本文链接：https://blog.csdn.net/LXX_1991/article/details/129891481

版权

python 同时被 2 个专栏收录

5 篇文章 0 订阅

订阅专栏

BeautifulSoup

2 篇文章 0 订阅

订阅专栏

文章详细介绍了如何使用Python的BeautifulSoup库来查找HTML文档中的内容，包括通过标签名、属性、递归和字符串进行精确或模糊查找。同时，展示了结合正则表达式的使用方法，以及find_all和find等方法的运用，帮助理解BS4库在解析HTML时的强大功能。

摘要由CSDN通过智能技术生成

一、bs4库中中用于查找HTML内容的方法：

方法	说明
<tag>.find_all()	返回一个列表类型，存储查找结果

简写形式：
<tag>() 等价于 <tag>.find_all()
soup() 等价于 soup.find_all()

find_all的参数说明：

参数	说明
name	对标签名称检索字符串
attrs	对标签属性值的检索字符串，可标注属性检索
recursive	是否对子孙全部检索，默认为True
string	对标签中间的字符串进行检索

可以与正则表达式配合使用，进行模糊查找，需要引入正则表达式库。

先引入html内容：

from bs4 import BeautifulSoup
import requests
import re	#正则表达式库

r = requests.get("https://python123.io/ws/demo.html")
demo = r.text

soup = BeautifulSoup(demo, "html.parser")

1、name：对标签名称检索字符串

打印所有a标签：

print(soup.find_all('a')})

运行结果：

[<a class="py1" href="http://www.icourse163.org/course/BIT-268001" id="link1">Basic Python</a>, <a class="py2" href="http://www.icourse163.org/course/BIT-1001870001" id="link2">Advanced Python</a>]

a、b标签作为列表形式传入，所以输出内容中有a、b标签的内容：

print(soup.find_all(['a', 'b'])})

运行结果：

[<b>The demo python introduces several python courses.</b>, <a class="py1" href="http://www.icourse163.org/course/BIT-268001" id="link1">Basic Python</a>, <a class="py2" href="http://www.icourse163.org/course/BIT-1001870001" id="link2">Advanced Python</a>]

参数输入True打印所有标签

for i in soup.find_all(True):
    print(i.name)

运行结果：

html
head
title
body
p
b
p
a
a

使用正则表达式，查找所有标签名以b开头的标签：

import re
for i in soup.find_all(re.compile('b')):
    print(i.name)

运行结果：

body
b

2、attrs：对标签属性值的检索字符串，可标注属性检索

查找p标签中属性包含course字符串的信息：

print(soup.find_all('p', 'course'))

运行结果：

[<p class="course">Python is a wonderful general-purpose programming language.

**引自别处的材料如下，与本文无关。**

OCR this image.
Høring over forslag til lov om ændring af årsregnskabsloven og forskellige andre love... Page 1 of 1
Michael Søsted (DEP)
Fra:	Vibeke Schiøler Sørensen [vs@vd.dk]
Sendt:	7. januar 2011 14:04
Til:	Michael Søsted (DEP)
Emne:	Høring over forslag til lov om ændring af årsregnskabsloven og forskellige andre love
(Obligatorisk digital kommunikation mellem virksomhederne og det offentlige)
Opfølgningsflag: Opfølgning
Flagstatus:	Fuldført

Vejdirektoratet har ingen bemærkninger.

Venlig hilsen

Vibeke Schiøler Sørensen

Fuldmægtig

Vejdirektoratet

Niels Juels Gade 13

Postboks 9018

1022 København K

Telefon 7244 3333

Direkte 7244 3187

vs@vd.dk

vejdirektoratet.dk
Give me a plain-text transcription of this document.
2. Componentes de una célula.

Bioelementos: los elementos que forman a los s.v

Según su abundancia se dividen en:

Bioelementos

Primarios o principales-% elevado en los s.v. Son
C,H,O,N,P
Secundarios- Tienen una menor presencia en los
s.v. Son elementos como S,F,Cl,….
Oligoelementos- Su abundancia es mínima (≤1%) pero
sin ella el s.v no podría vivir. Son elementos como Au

You can learn Python from novice to professional by tracking the following courses:
<a class="py1" href="http://www.icourse163.org/course/BIT-268001" id="link1">Basic Python</a> and <a class="py2" href="http://www.icourse163.org/course/BIT-1001870001" id="link2">Advanced Python</a>.</p>]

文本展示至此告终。